Entretanto, para finalizar, é necessário dizer que a perspectiva da colegialidade, isto é, da decisão colegiada, não deve jamais ser entendida como a abdicação da fundamentação individual do julgador em nome do consenso ou o que a ministra Rosa Weber já chamou (naquele mesmo julgamento do Habeas Corpus 126.292) de princípio da colegialidade (sic). É dizer, a independência funcional do juiz serve como um dos pressupostos de sua imparcialidade como julgador e não deve ser sobreposta, decidindo contra si mesmo, por absoluta incoerência. O debate, portanto, da necessidade de prestígio à colegialidade, orientação fundamental das decisões judiciais no âmbito dos tribunais, onde o controle da decisão deve ser coletivo.

O STF tem poder, aliás, para que dentro da perspectiva do judicial review e do protagonismo dado — legitimamente — pela própria Constituição, considerar a emenda constitucional decorrente da referida PEC, inconstitucional (via ação direita de inconstitucionalidade), caso entenda que a redação infringiu o artigo 60, § 4º da Constituição. Aguarda-se.


[1] Ressalto que para ser efetiva como emenda à Constituição, o texto da PEC terá, ainda, de passar em dois turnos, nas duas Casas, com quórum qualificado, conforme dispõe o artigo 60 da CF. É inafastável, porém, que existe um tom de revanchismo no Congresso Nacional injustificado contra o Supremo Tribunal Federal.
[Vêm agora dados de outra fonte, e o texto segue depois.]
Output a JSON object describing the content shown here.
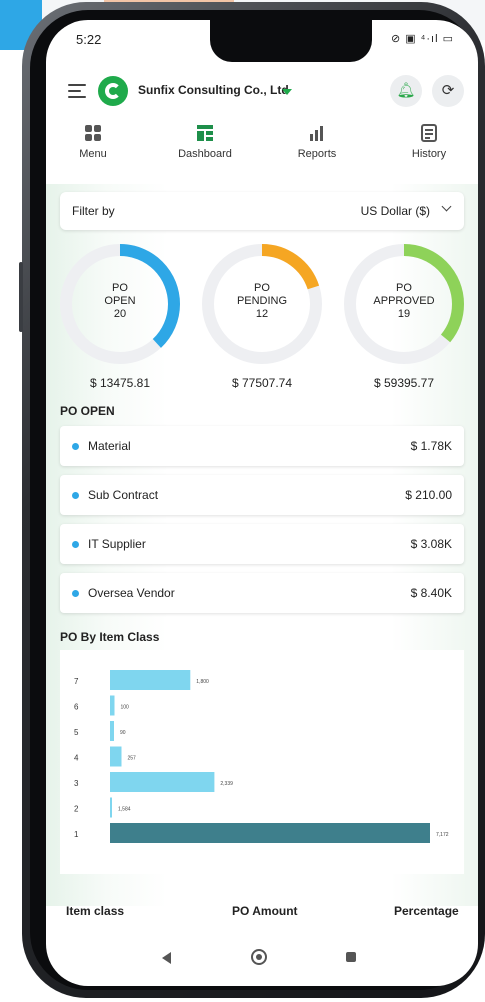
{
  "status_bar": {
    "time": "5:22",
    "icons_text": "⊘ ▣ ⁴·ıl ▭"
  },
  "app_bar": {
    "company": "Sunfix Consulting Co., Ltd"
  },
  "nav": [
    {
      "label": "Menu",
      "icon": "grid-icon"
    },
    {
      "label": "Dashboard",
      "icon": "dashboard-icon"
    },
    {
      "label": "Reports",
      "icon": "reports-icon"
    },
    {
      "label": "History",
      "icon": "history-icon"
    }
  ],
  "filter": {
    "label": "Filter by",
    "currency": "US Dollar ($)"
  },
  "summary": [
    {
      "line1": "PO",
      "line2": "OPEN",
      "count": "20",
      "amount": "$ 13475.81",
      "color": "#2ea7e6",
      "fraction": 0.38
    },
    {
      "line1": "PO",
      "line2": "PENDING",
      "count": "12",
      "amount": "$ 77507.74",
      "color": "#f5a623",
      "fraction": 0.2
    },
    {
      "line1": "PO",
      "line2": "APPROVED",
      "count": "19",
      "amount": "$ 59395.77",
      "color": "#8ed259",
      "fraction": 0.36
    }
  ],
  "po_open": {
    "title": "PO OPEN",
    "items": [
      {
        "name": "Material",
        "amount": "$ 1.78K"
      },
      {
        "name": "Sub Contract",
        "amount": "$ 210.00"
      },
      {
        "name": "IT Supplier",
        "amount": "$ 3.08K"
      },
      {
        "name": "Oversea Vendor",
        "amount": "$ 8.40K"
      }
    ]
  },
  "po_by_item_class": {
    "title": "PO By Item Class"
  },
  "chart_data": {
    "type": "bar",
    "orientation": "horizontal",
    "categories": [
      "7",
      "6",
      "5",
      "4",
      "3",
      "2",
      "1"
    ],
    "values": [
      1800,
      100,
      90,
      257,
      2339,
      1.584,
      7172
    ],
    "value_labels": [
      "1,800",
      "100",
      "90",
      "257",
      "2,339",
      "1,584",
      "7,172"
    ],
    "colors": [
      "#7fd6ef",
      "#7fd6ef",
      "#7fd6ef",
      "#7fd6ef",
      "#7fd6ef",
      "#7fd6ef",
      "#3e7f8c"
    ],
    "xlim": [
      0,
      7172
    ]
  },
  "table_headers": {
    "col1": "Item class",
    "col2": "PO Amount",
    "col3": "Percentage"
  }
}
Em sentido contrário ver: CATTONI, Marcelo: https://www.prerro.com.br/a-inconstitucionalidade-da-pec-8-2021-o-ataque-institucional-ao-supremo-tribunal-federal/.
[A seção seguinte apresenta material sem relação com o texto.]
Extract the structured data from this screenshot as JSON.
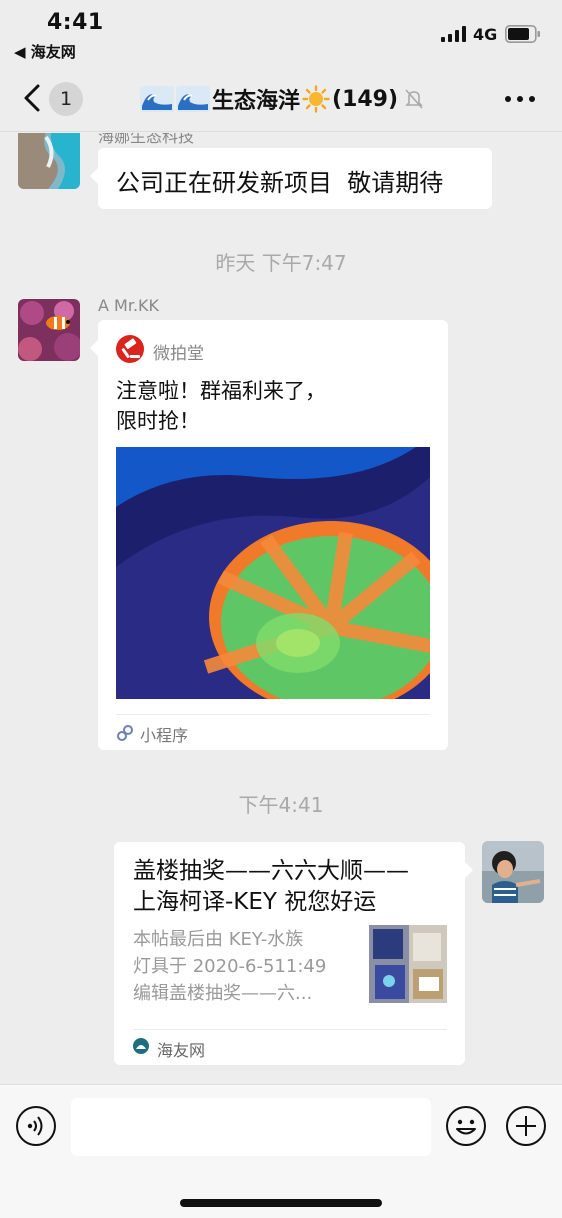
{
  "status_bar": {
    "time": "4:41",
    "back_app_label": "◀ 海友网",
    "network": "4G"
  },
  "nav": {
    "unread_count": "1",
    "title": "生态海洋",
    "member_count": "(149)",
    "icons": [
      "back-chevron-icon",
      "wave-emoji-icon",
      "sun-emoji-icon",
      "bell-mute-icon",
      "more-dots-icon"
    ]
  },
  "messages": {
    "m1": {
      "sender_partial": "海娜生态科技",
      "text": "公司正在研发新项目  敬请期待"
    },
    "ts1": "昨天 下午7:47",
    "m2": {
      "sender": "A  Mr.KK",
      "app_name": "微拍堂",
      "description": "注意啦！群福利来了，\n限时抢！",
      "footer": "小程序"
    },
    "ts2": "下午4:41",
    "m3": {
      "title": "盖楼抽奖——六六大顺——上海柯译-KEY祝您好运",
      "title_line1": "盖楼抽奖——六六大顺——",
      "title_line2": "上海柯译-KEY 祝您好运",
      "desc_line1": "本帖最后由 KEY-水族",
      "desc_line2": "灯具于 2020-6-511:49",
      "desc_line3": "编辑盖楼抽奖——六...",
      "source": "海友网"
    }
  },
  "input_bar": {
    "placeholder": "",
    "icons": [
      "voice-icon",
      "emoji-icon",
      "plus-icon"
    ]
  },
  "colors": {
    "background": "#ededed",
    "bubble": "#ffffff",
    "timestamp": "#a9a9a9",
    "app_red": "#d9251d"
  }
}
[2]Em 2020, por exemplo, segundo o próprio Supremo Tribunal Federal (ver aqui: https://portal.stf.jus.br/noticias/verNoticiaDetalhe.asp?idConteudo=457782&ori=1), a Corte emitiu um total de 81.161 decisões monocráticas e somente 18.208 colegiadas, distribuídas entre as Turmas e o Plenário, o que demonstra uma clara predileção por decisões individuais em detrimento de decisões colegiadas.

[3] Ressalva: a previsão estabelecida no art. 5º, §1º da Lei 9.882/99 de que o relator possa conceder, monocraticamente e liminarmente, tutela de urgência em ADPF não é interpretação ativista do STF, eis que decorre de uma interpretação sistemática de que as Leis Federais 9868/1999 e 9882/1999 constituem um verdadeiro microssistema processual que é regido por princípios comuns.
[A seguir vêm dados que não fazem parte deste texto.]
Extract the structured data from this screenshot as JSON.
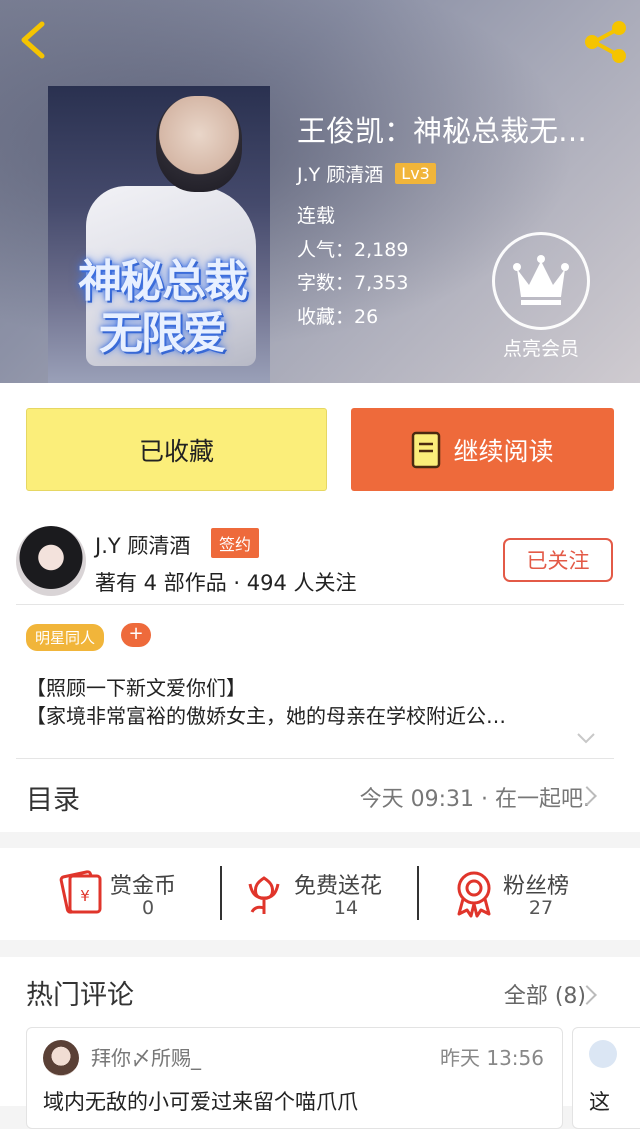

[4] Aqui cabe outra ressalva mais: decisões proferidas pelo Supremo Tribunal Federal no caso da ADI 4277 e a ADPF 132, que reconheceu o direito ao estabelecimento de união estável por casais homoafetivos e o julgamento na Corte sobre atos ofensivos praticados contra pessoas da comunidade LGBTQIAPN+  equiparando-os como crime de racismo, discutido na Ação Direta de Inconstitucionalidade por Omissão (ADO) 26 e no Mandado de Injunção 4.733 protege-se vulneráveis e não se reduz imediatamente a tutela de nenhum outro bem jurídico.

[5] Em que pese o Supremo Tribunal Federal já ter aprovado mudanças no seu regimento interno que limita a concessão de liminares e o prazo máximo do período de vistas requerido por um ministro (60 dias). Regra mais rígida, inclusive, do que a PEC 8/2021 propõe.

[6] DWORKIN, Ronald. Levando os direitos a sério. Tradução e notas, Nelson Boeira. São Paulo, Martins Fontes, 2002, p. 35.

[7] Tema que pode ser visto aqui: https://www.migalhas.com.br/depeso/394744/overruling-do-caso-roe-vs-wade-da-suprema-corte-dos-eua; e aqui: https://www.newsweek.com/alan-dershowitz-confronts-hannity-abortion-rulings-judicial-activism-1719176.

[8] Embora até pareça que vivemos um realismo jurídico de facto, já que muitos manuais e livros jurídicos vendidos por aí (bestsellers, inclusive) são compilados acríticos de reproduções de decisões dos tribunais.